Palettes determine uniform Tur\'an density

TL;DR

This paper proves that palette constructions always provide tight lower bounds for the uniform Turán density in hypergraphs, leading to simpler methods for solving these problems without relying on complex regularity techniques.

Contribution

It establishes that palette constructions always yield tight lower bounds for uniform Turán densities, simplifying the approach to these extremal problems.

Findings

Palette constructions always yield tight lower bounds.

New methods bypass hypergraph regularity techniques.

Confirmed empirical evidence with unconditional proofs.

Abstract

Tur\'an problems, which concern the minimum density threshold required for the existence of a particular substructure, are among the most fundamental problems in extremal combinatorics.
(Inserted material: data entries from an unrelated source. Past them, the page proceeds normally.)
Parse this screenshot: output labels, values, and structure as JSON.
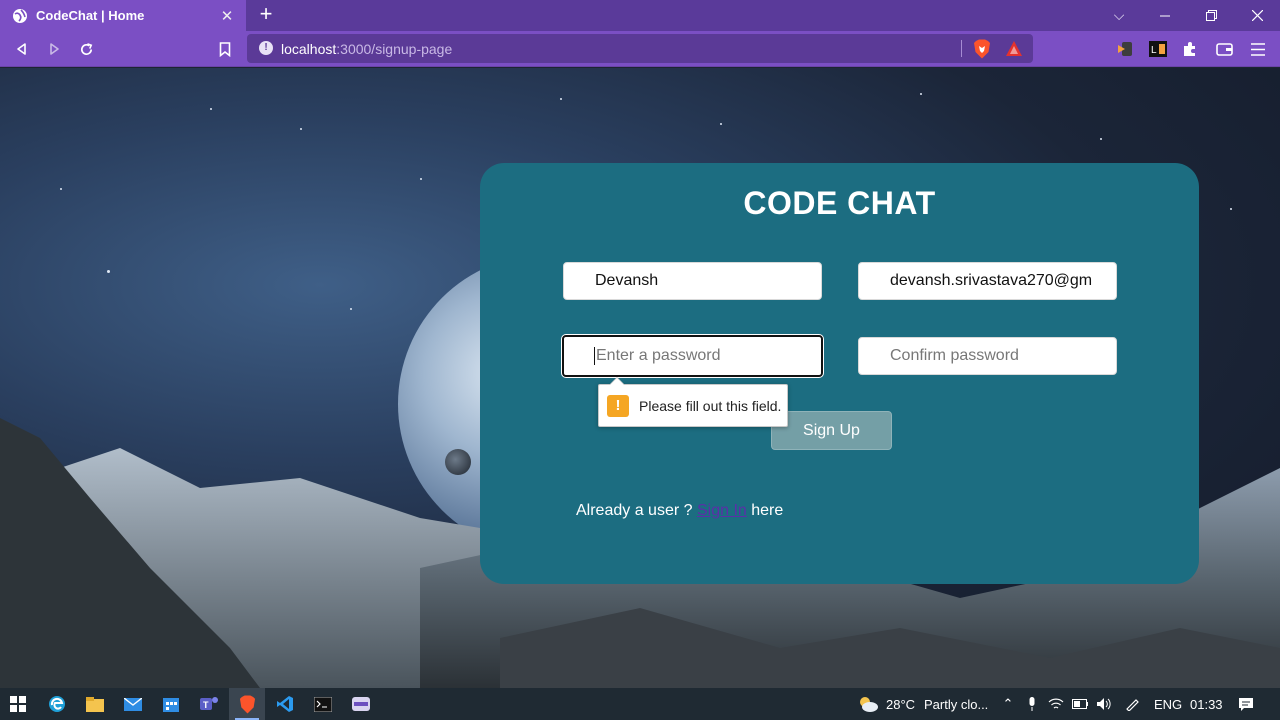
{
  "browser": {
    "tab_title": "CodeChat | Home",
    "new_tab": "+",
    "url_host": "localhost",
    "url_path": ":3000/signup-page"
  },
  "page": {
    "title": "CODE CHAT",
    "fields": {
      "name": {
        "value": "Devansh"
      },
      "email": {
        "value": "devansh.srivastava270@gm"
      },
      "password": {
        "placeholder": "Enter a password"
      },
      "confirm": {
        "placeholder": "Confirm password"
      }
    },
    "validation_message": "Please fill out this field.",
    "signup_label": "Sign Up",
    "already_prefix": "Already a user ?",
    "signin_link": "Sign In",
    "already_suffix": "here"
  },
  "taskbar": {
    "weather_temp": "28°C",
    "weather_desc": "Partly clo...",
    "lang": "ENG",
    "time": "01:33"
  },
  "colors": {
    "card": "#1c6d81",
    "chrome": "#7b4fc4",
    "button": "#749fa6"
  }
}
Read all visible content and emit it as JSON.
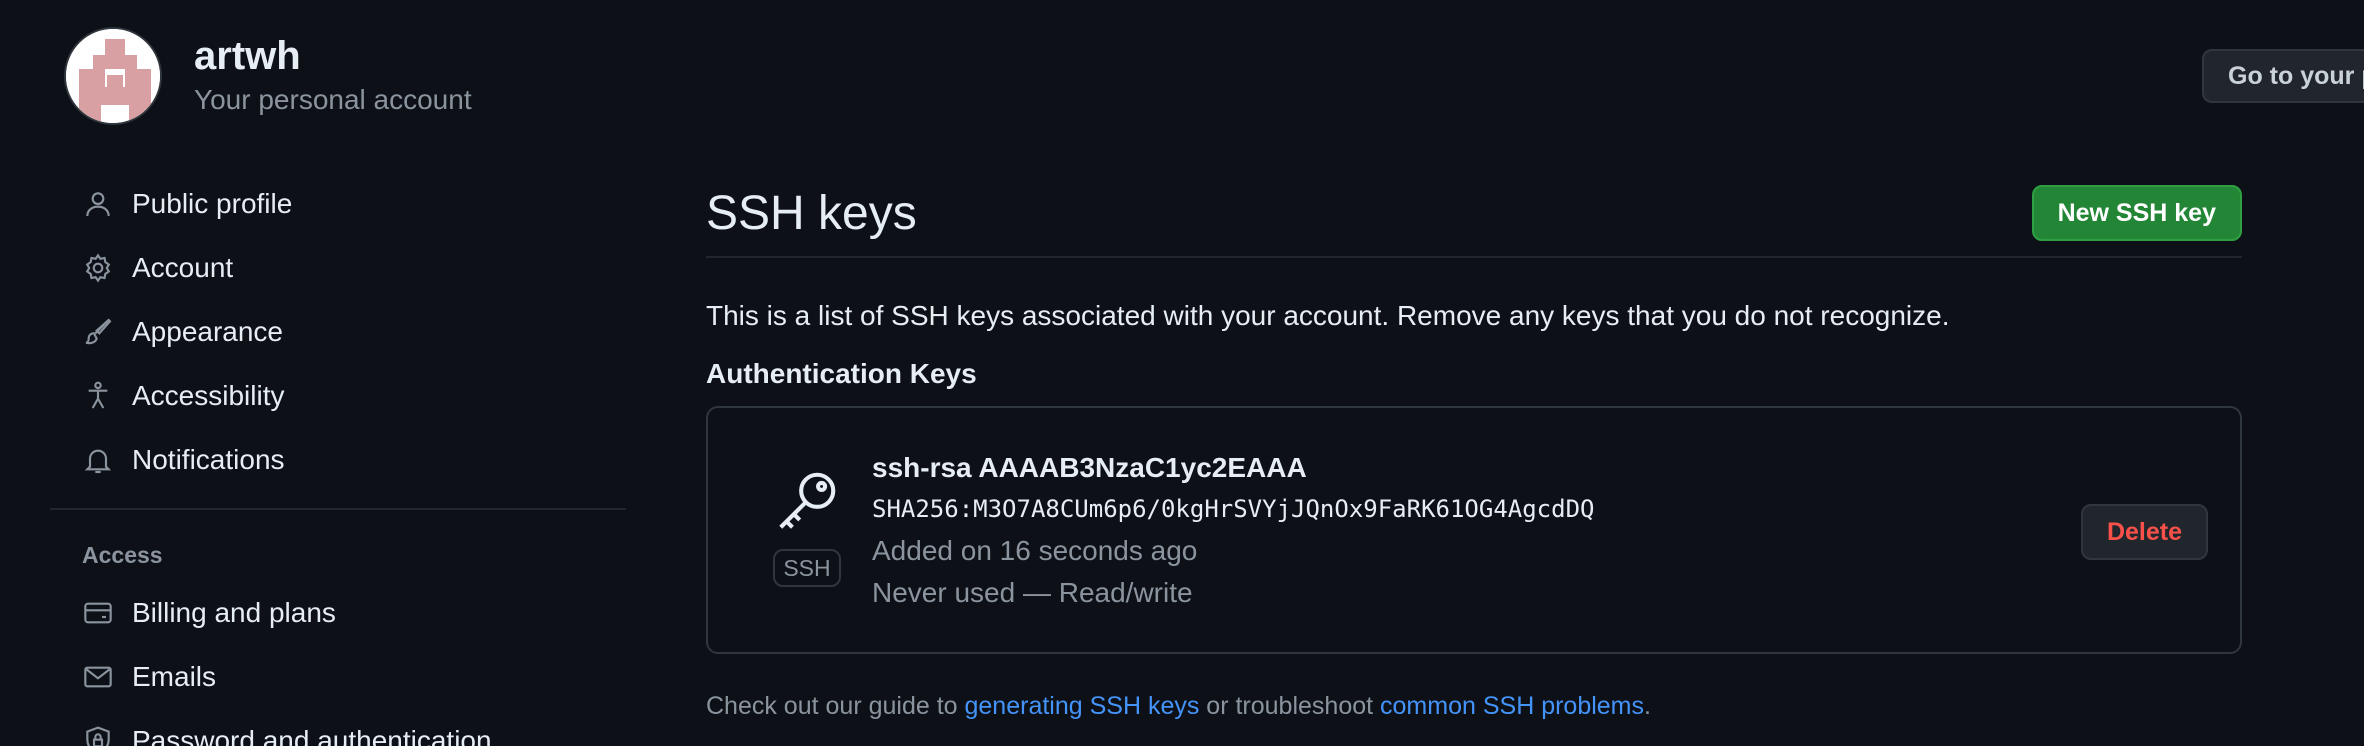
{
  "header": {
    "username": "artwh",
    "subtitle": "Your personal account",
    "go_button_label": "Go to your personal profile"
  },
  "sidebar": {
    "items": [
      {
        "label": "Public profile",
        "icon": "person-icon"
      },
      {
        "label": "Account",
        "icon": "gear-icon"
      },
      {
        "label": "Appearance",
        "icon": "paintbrush-icon"
      },
      {
        "label": "Accessibility",
        "icon": "accessibility-icon"
      },
      {
        "label": "Notifications",
        "icon": "bell-icon"
      }
    ],
    "access_heading": "Access",
    "access_items": [
      {
        "label": "Billing and plans",
        "icon": "credit-card-icon"
      },
      {
        "label": "Emails",
        "icon": "mail-icon"
      },
      {
        "label": "Password and authentication",
        "icon": "shield-lock-icon"
      }
    ]
  },
  "main": {
    "title": "SSH keys",
    "new_key_button": "New SSH key",
    "description": "This is a list of SSH keys associated with your account. Remove any keys that you do not recognize.",
    "section_heading": "Authentication Keys",
    "key": {
      "icon": "key-icon",
      "badge": "SSH",
      "title": "ssh-rsa AAAAB3NzaC1yc2EAAA",
      "fingerprint": "SHA256:M3O7A8CUm6p6/0kgHrSVYjJQnOx9FaRK61OG4AgcdDQ",
      "added": "Added on 16 seconds ago",
      "usage": "Never used — Read/write",
      "delete_button": "Delete"
    },
    "footer": {
      "prefix": "Check out our guide to ",
      "link1": "generating SSH keys",
      "middle": " or troubleshoot ",
      "link2": "common SSH problems",
      "suffix": "."
    }
  },
  "colors": {
    "background": "#0d1117",
    "primary_button": "#238636",
    "danger_text": "#f85149",
    "link": "#4493f8",
    "avatar_pattern": "#d9a0a3"
  }
}
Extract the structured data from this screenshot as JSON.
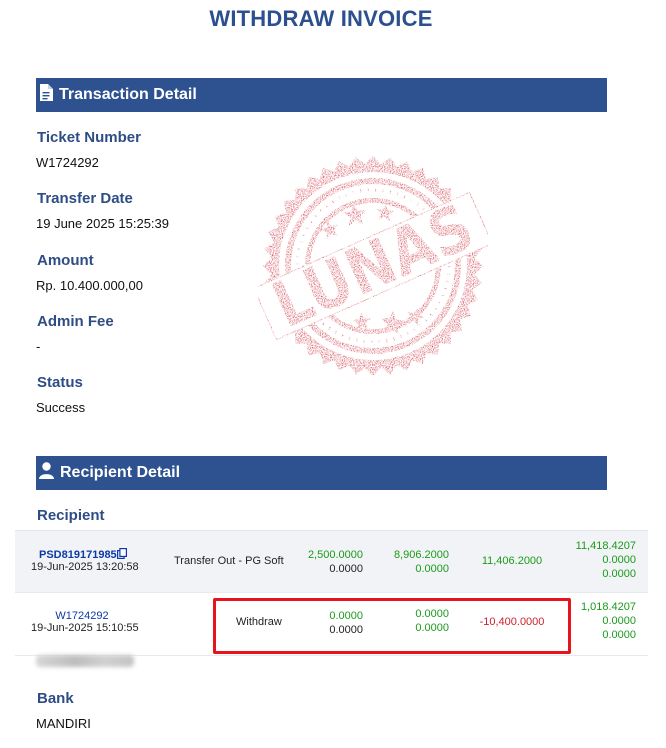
{
  "page_title": "WITHDRAW INVOICE",
  "sections": {
    "transaction": {
      "heading": "Transaction Detail",
      "icon": "document-icon",
      "fields": [
        {
          "label": "Ticket Number",
          "value": "W1724292"
        },
        {
          "label": "Transfer Date",
          "value": "19 June 2025 15:25:39"
        },
        {
          "label": "Amount",
          "value": "Rp. 10.400.000,00"
        },
        {
          "label": "Admin Fee",
          "value": "-"
        },
        {
          "label": "Status",
          "value": "Success"
        }
      ]
    },
    "recipient": {
      "heading": "Recipient Detail",
      "icon": "user-icon",
      "recipient_label": "Recipient",
      "bank_label": "Bank",
      "bank_value": "MANDIRI"
    }
  },
  "transactions": [
    {
      "id": "PSD819171985",
      "datetime": "19-Jun-2025 13:20:58",
      "type": "Transfer Out - PG Soft",
      "col1": [
        "2,500.0000",
        "0.0000"
      ],
      "col2": [
        "8,906.2000",
        "0.0000"
      ],
      "col3": "11,406.2000",
      "balance": [
        "11,418.4207",
        "0.0000",
        "0.0000"
      ]
    },
    {
      "id": "W1724292",
      "datetime": "19-Jun-2025 15:10:55",
      "type": "Withdraw",
      "col1": [
        "0.0000",
        "0.0000"
      ],
      "col2": [
        "0.0000",
        "0.0000"
      ],
      "col3": "-10,400.0000",
      "balance": [
        "1,018.4207",
        "0.0000",
        "0.0000"
      ]
    }
  ],
  "stamp": {
    "text": "LUNAS"
  },
  "colors": {
    "title": "#2b4f8f",
    "section_bar": "#2e5190",
    "label": "#2e4d85",
    "positive": "#1a9b1a",
    "negative": "#d0202c",
    "highlight": "#e8141c",
    "stamp": "#c8202e"
  }
}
We study Tur\'an problems for hypergraphs with an additional uniformity condition on the edge distribution. This kind of Tur\'an problems was introduced by Erd\H{o}s and S\'os in the 1980s but it took more than 30 years until the first non-trivial exact results were obtained when Glebov, Kr\'al' and Volec [Israel J. Math. 211 (2016), 349--366] and Reiher, R\"odl and Schacht [J. Eur. Math. Soc. 20 (2018), 1139--1159] determined the uniform Tur\'an density of $K_4^{(3)-}$. Subsequent results exploited the powerful hypergraph regularity method, developed by Gowers and by Nagle, R\"odl and Schacht about two decades ago. Central to the study of the uniform Tur\'an density of hypergraphs are palette constructions, which were implicitly introduced by R\"odl in the 1980s. We prove that palette constructions always yield tight lower bounds, unconditionally confirming present empirical evidence. This results in new and simpler approaches to determining uniform Tur\'an densities, which completely bypass the use of the hypergraph regularity method.